OH MY GOD, OH MY GOD…WHAT DID I SAY?!? WHAT DID I JUST FREAKING SAY IN THE POST RIGHT BELOW THIS, HUH??? I SAID IF YOU GUYS CAME TO ME AGAIN ANYTIME SOON I WOULD FREAKING LOSE IT!!! WELL YOU CAME AND THIS IS ME FREAKING LOSING IT! AAAAAAAHHHHH! GAAAAAHHHH! UNBELIEVABLE! WHAT CAN I DO? WHAT DO I HAVE TO DO? WHY ME??? WHY IS THIS HAPPENING TO ME? YOU BASTARDS!!!
Okay, shhh, chillax Sacky Sacky. Shhh. I’ll just figure this thing out and then go bury my head in the sand for a while. Shhh. Okay. Let’s do this.
LEARN
According to the literature, Modesto must eliminate 45 police and firemen to make up for a budget shortfall. The remaining nonunion employees have to take a pay cut. This means that if your house gets burgled, or your car stolen, you’re screwed. Also, if your fence catches fire and the fire department comes and puts it out, you’ll get billed. This is totally a regression. In the old days, before the fire department became a city service, individuals had to pay for them to come. They paid up front and got a little plaque to put on their house so if I fire broke out, the department would put it out. Unfortunately, this didn’t help the neighbors who might not have paid, so every house around them would burn to the ground. Nowadays, we’re paying higher taxes AND being charged for these services, we’re getting taken at both ends. What does the fire department do if you can’t pay the bill? Wreck your credit? You just can’t win for losing.
ACT
I actually like the idea of forming a citizen bike patrol group. I, myself, cannot actually ride a bike (that no-leg thing again), but I can be pulled in a cart by a team of 30 or so fit, bike-riding cadets. From my seat, I’ll pelt suspicious types with the Evil Eye and Awkward Sauce until they harass some other block. We’ll get them all uniforms (not polyester) and whistles and send them out in groups of four or more. We’ll give them incentives like fancy certificates signed by the Chief of Police and the Mayor, prizes for the cadet of the month, and a big annual volunteers’ dinner (one of my other sub-powers that I haven’t yet mentioned, is bribery). We should also encourage people to start forming active Neighborhood Watches. I’m sure everyone probably has the fading watch sticker in their window, but now we should actually meet…and watch.
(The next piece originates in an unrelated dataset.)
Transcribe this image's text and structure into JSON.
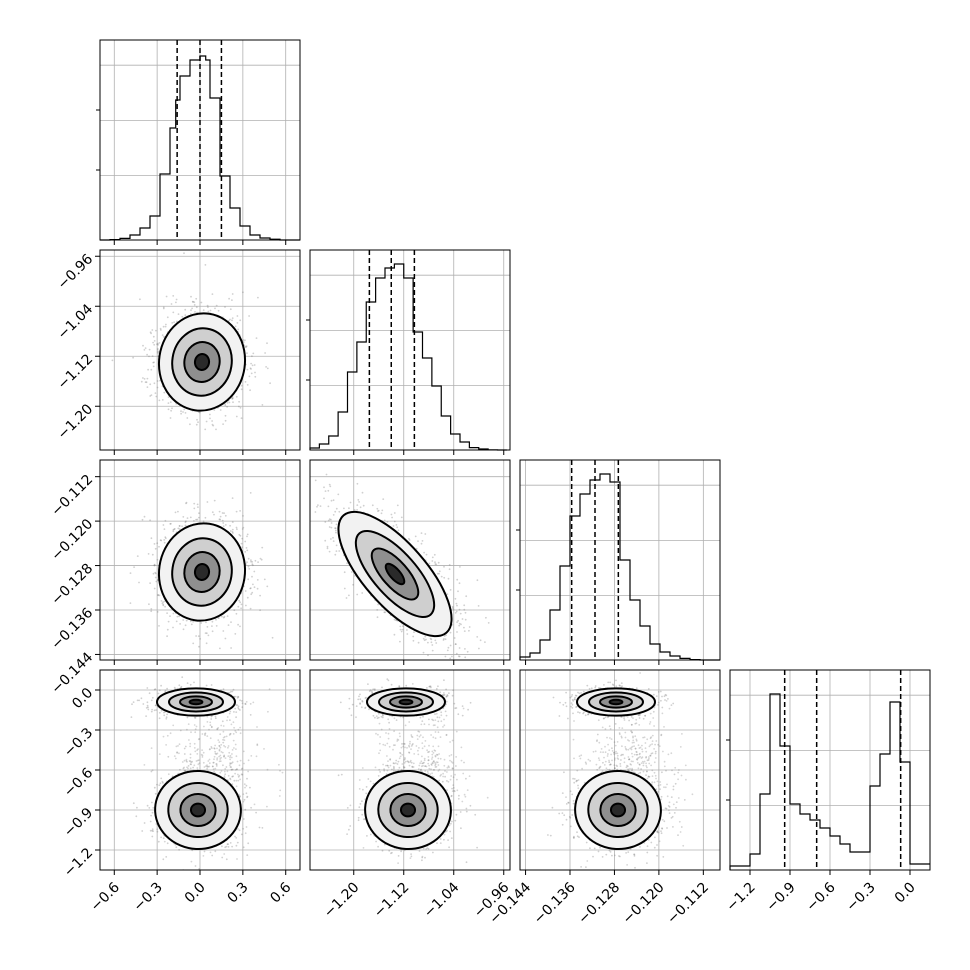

I don’t like cameras. I just know they’re going to catch me doing something really disgusting and I can’t handle that. It doesn’t even seem that they really work, they say in London, only one crime was solved for every 1,000 surveillance cameras (there were some other facts about helping to solve murders but I found that info confusing and contradictory to the rest of the story).
IMAGINE
I guess I imagine a safer town. A safer town with me, Sad Sack, as benevolent ruler and overlord…just kidding (kind of). The news will have nothing to report except who won the awesome garden contest, or the science fair, or whatever. I will return to my couch and my TV, my Awkward Sauce, without fear of a home-invasion robbery.
5 comments:
what exactly would awesome sauce taste like on spaghetti? again a very funny post.....i like the prozak pill picture. those your happy pills? lol
your post was very funny. your Sad SAck is original
I didn't even think about the kids! Yes, we should discourage them to take part in violence, because as you know, they are our future! :D
I always enjoy your drawings and sense of humor. Great post.
bike patrols actually sound like a lot of fun. would be down.